La taxe sur la valeur ajoutée
Les adeptes de la révision de la taxe sur la valeur ajoutée en implorant le législateur pour le réaménagement des taux, l’extinction du butoir et la consolidation du principe de la neutralité, doivent poireauter. La taxe a généré au terme des quatre premiers mois de l’année 2018, une recette de l’ordre de 21,620 MMD, soit 28,50% des recettes fiscales. Cette taxe qualifiée tant de non sociale tantôt de non cohérente, permet et jusqu’à preuve du contraire de contribuer sensiblement dans la couverture des dépenses de l’Etat.
Dépenser sa salive dans la revue à la baisse des impôts s’avère une croisade vaine. Et pour cause les recettes propres sont incapables de couvrir les dépenses de fonctionnement et les dépenses d’investissement de l’Etat. Si les premières se sont établies à la fin du mois d’Avril 2019 à 81,729 Mds de DH, les secondes se sont fixées à 24,662 Mds de DH. On note avec un grand regret l’importance des dépenses de fonctionnement par rapport à celles associées à l’investissement. Pis encore, le montant engagé en termes d’investissement, secrète et ce pour des raisons de nomenclatures budgétaire, des dépenses de fonctionnement. Il ne s’agit donc pas d’un pur investissement. Les dépenses de fonctionnement sont constituées des dépenses en biens et sévices à hauteur de 60,874 Mds de DH, des intérêts de la dette pour 10,934 Mds de DH, la compensation à concurrence de 6,751 Mds de DH et les remboursements dégrèvements et restitutions fiscaux pour un montant de 3,251 Mds de DH.
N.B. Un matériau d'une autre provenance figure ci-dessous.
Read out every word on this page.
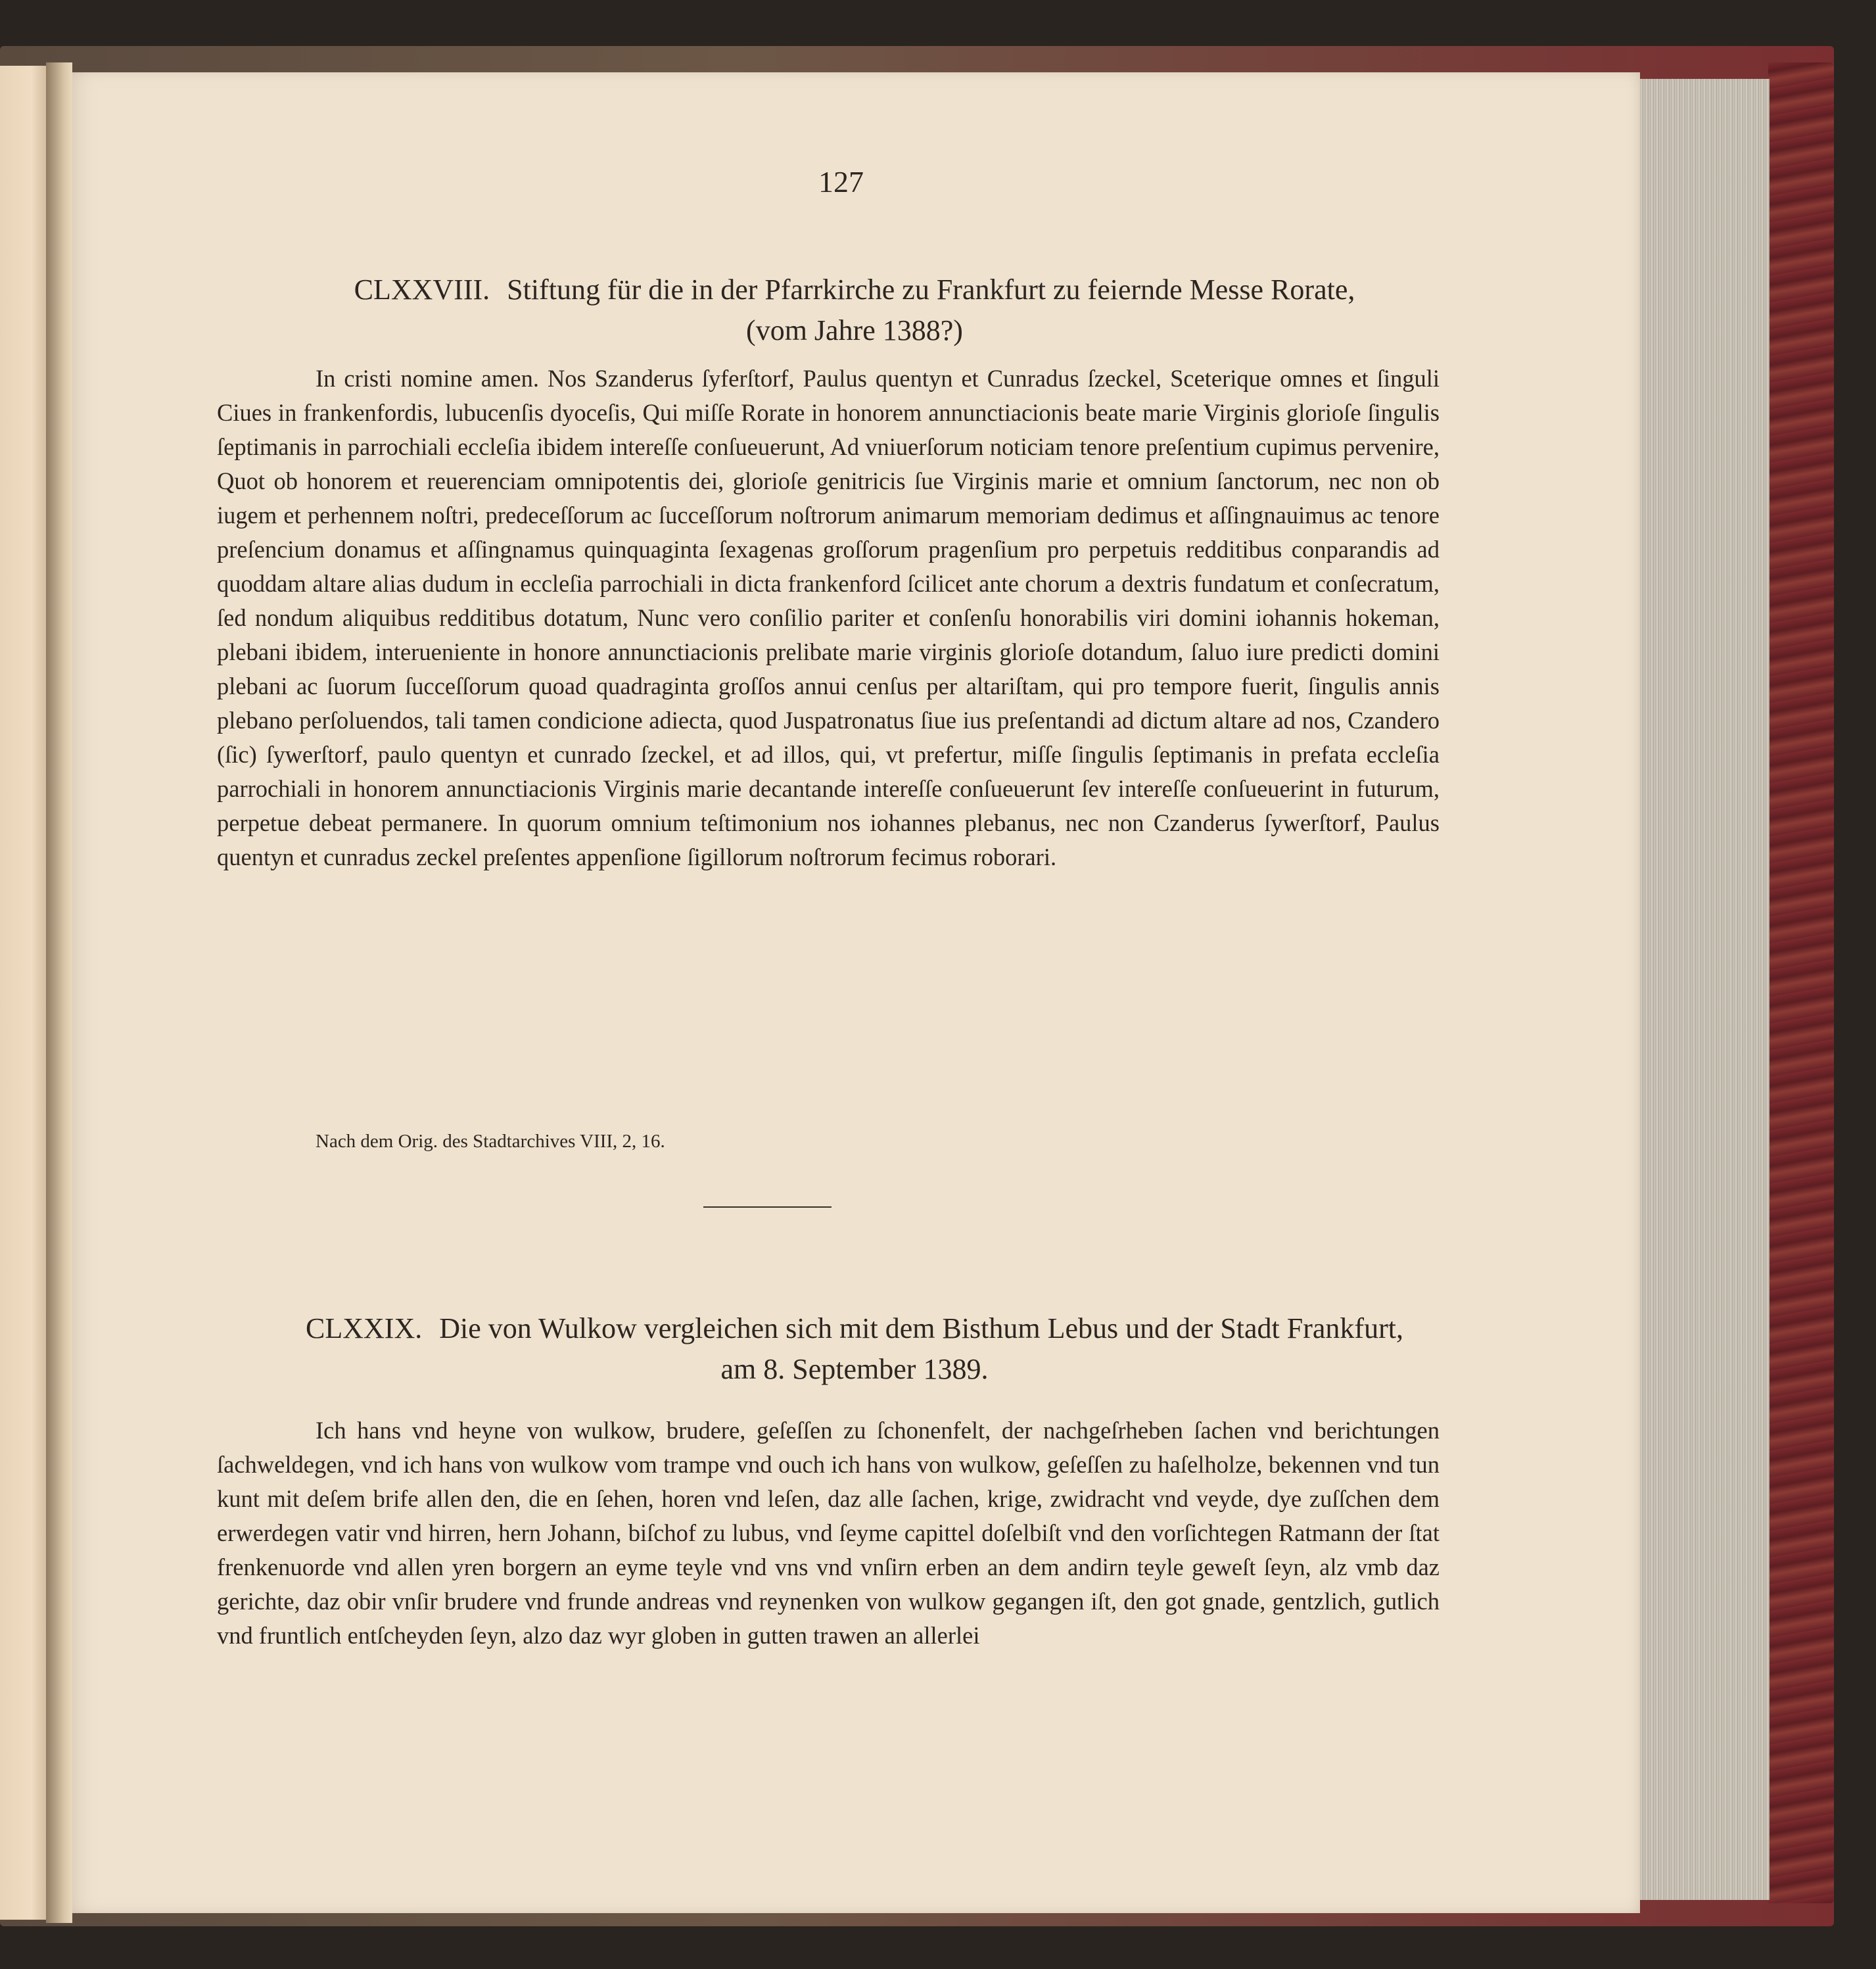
127
CLXXVIII. Stiftung für die in der Pfarrkirche zu Frankfurt zu feiernde Messe Rorate,
(vom Jahre 1388?)

In cristi nomine amen. Nos Szanderus ſyferſtorf, Paulus quentyn et Cunradus ſzeckel, Sceterique omnes et ſinguli Ciues in frankenfordis, lubucenſis dyoceſis, Qui miſſe Rorate in honorem annunctiacionis beate marie Virginis glorioſe ſingulis ſeptimanis in parrochiali eccleſia ibidem intereſſe conſueuerunt, Ad vniuerſorum noticiam tenore preſentium cupimus pervenire, Quot ob honorem et reuerenciam omnipotentis dei, glorioſe genitricis ſue Virginis marie et omnium ſanctorum, nec non ob iugem et perhennem noſtri, predeceſſorum ac ſucceſſorum noſtrorum animarum memoriam dedimus et aſſingnauimus ac tenore preſencium donamus et aſſingnamus quinquaginta ſexagenas groſſorum pragenſium pro perpetuis redditibus conparandis ad quoddam altare alias dudum in eccleſia parrochiali in dicta frankenford ſcilicet ante chorum a dextris fundatum et conſecratum, ſed nondum aliquibus redditibus dotatum, Nunc vero conſilio pariter et conſenſu honorabilis viri domini iohannis hokeman, plebani ibidem, interueniente in honore annunctiacionis prelibate marie virginis glorioſe dotandum, ſaluo iure predicti domini plebani ac ſuorum ſucceſſorum quoad quadraginta groſſos annui cenſus per altariſtam, qui pro tempore fuerit, ſingulis annis plebano perſoluendos, tali tamen condicione adiecta, quod Juspatronatus ſiue ius preſentandi ad dictum altare ad nos, Czandero (ſic) ſywerſtorf, paulo quentyn et cunrado ſzeckel, et ad illos, qui, vt prefertur, miſſe ſingulis ſeptimanis in prefata eccleſia parrochiali in honorem annunctiacionis Virginis marie decantande intereſſe conſueuerunt ſev intereſſe conſueuerint in futurum, perpetue debeat permanere. In quorum omnium teſtimonium nos iohannes plebanus, nec non Czanderus ſywerſtorf, Paulus quentyn et cunradus zeckel preſentes appenſione ſigillorum noſtrorum fecimus roborari.

Nach dem Orig. des Stadtarchives VIII, 2, 16.
CLXXIX. Die von Wulkow vergleichen sich mit dem Bisthum Lebus und der Stadt Frankfurt,
am 8. September 1389.

Ich hans vnd heyne von wulkow, brudere, geſeſſen zu ſchonenfelt, der nachgeſrheben ſachen vnd berichtungen ſachweldegen, vnd ich hans von wulkow vom trampe vnd ouch ich hans von wulkow, geſeſſen zu haſelholze, bekennen vnd tun kunt mit deſem brife allen den, die en ſehen, horen vnd leſen, daz alle ſachen, krige, zwidracht vnd veyde, dye zuſſchen dem erwerdegen vatir vnd hirren, hern Johann, biſchof zu lubus, vnd ſeyme capittel doſelbiſt vnd den vorſichtegen Ratmann der ſtat frenkenuorde vnd allen yren borgern an eyme teyle vnd vns vnd vnſirn erben an dem andirn teyle geweſt ſeyn, alz vmb daz gerichte, daz obir vnſir brudere vnd frunde andreas vnd reynenken von wulkow gegangen iſt, den got gnade, gentzlich, gutlich vnd fruntlich entſcheyden ſeyn, alzo daz wyr globen in gutten trawen an allerlei
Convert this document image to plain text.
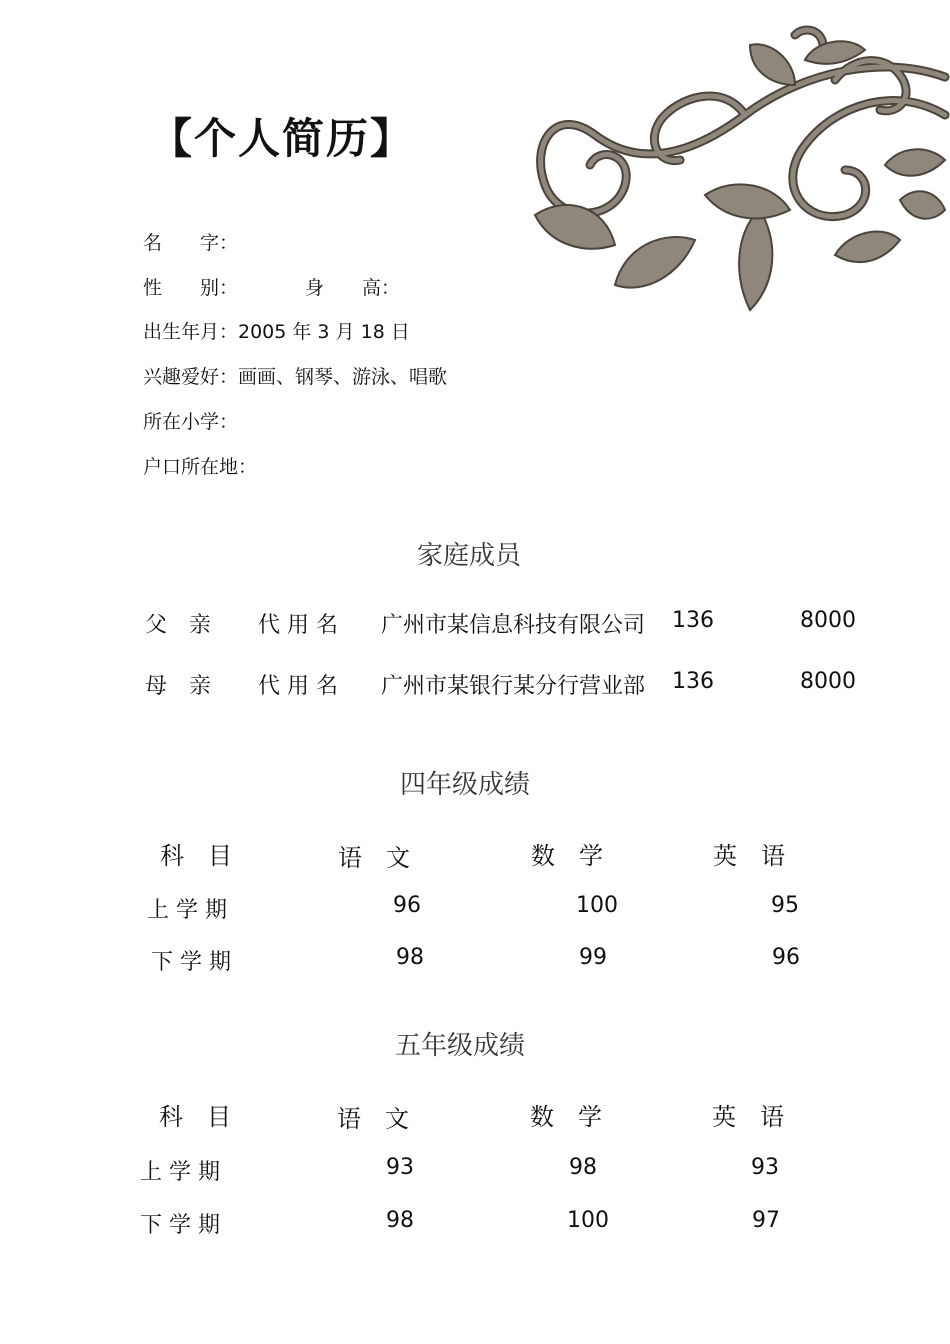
【个人简历】
名　　字：
性　　别：	身　　高：
出生年月：2005 年 3 月 18 日
兴趣爱好：画画、钢琴、游泳、唱歌
所在小学：
户口所在地：
家庭成员
父　亲 代 用 名 广州市某信息科技有限公司 136	8000
母　亲 代 用 名 广州市某银行某分行营业部 136	8000
四年级成绩
科　目	语　文	数　学	英　语
上 学 期	96	100	95
下 学 期	98	99	96
五年级成绩
科　目	语　文	数　学	英　语
上 学 期	93	98	93
下 学 期	98	100	97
Le déficit monétaire et politique
Le déficit, devenu chronique, du trésor s’établit à fin Avril 2019 à 14,112 Mds de DH. Un déficit qui s’est creusé de manière spectaculaire par rapport à Mars 2019. Quel gâchis ! le déséquilibre budgétaire est devenu la norme. Pour parer cette situation, le recours à l’endettement devient incontournable. Le service de la dette aussi bien intérieure qu’extérieure a impacté le budget de l’Etat à hauteur de 10,943 Mds de DH.
Si le bulletin, pour ne pas troubler les âmes sensibles, passe sous silence le montant de l’encours de la dette extérieure, il traire avec une générosité exemplaire tous les aspects de la dette intérieure. L’encours de cette dernière se chiffre à la fin du mois d’avril 2019 à 558 Mds de DH et a produit au profit des usuriers des intérêts de l’ordre de 5,037 Mds de DH. Et on se demande où va la liquidité et pourquoi les banques ne prêtent pas aux PME et PMI et à l’économie en général. Les interventions récurrentes de l’Etat sur le marché financier épongent la liquidité et privent les entreprises d’une source de financement. En matière de crédit, l’Etat solvable séduit plus les banques qui haïssent la prise de risques.
Au niveau des dépenses, on a tout essayé pour les compresser : départ volontaire, libéralisation des prix, reforme de la retraite….mais hélas la mayonnaise ne prend pas.
Le sommet réclame la baisse des impôts, la base avide des dépenses : pitié pour notre cher pays.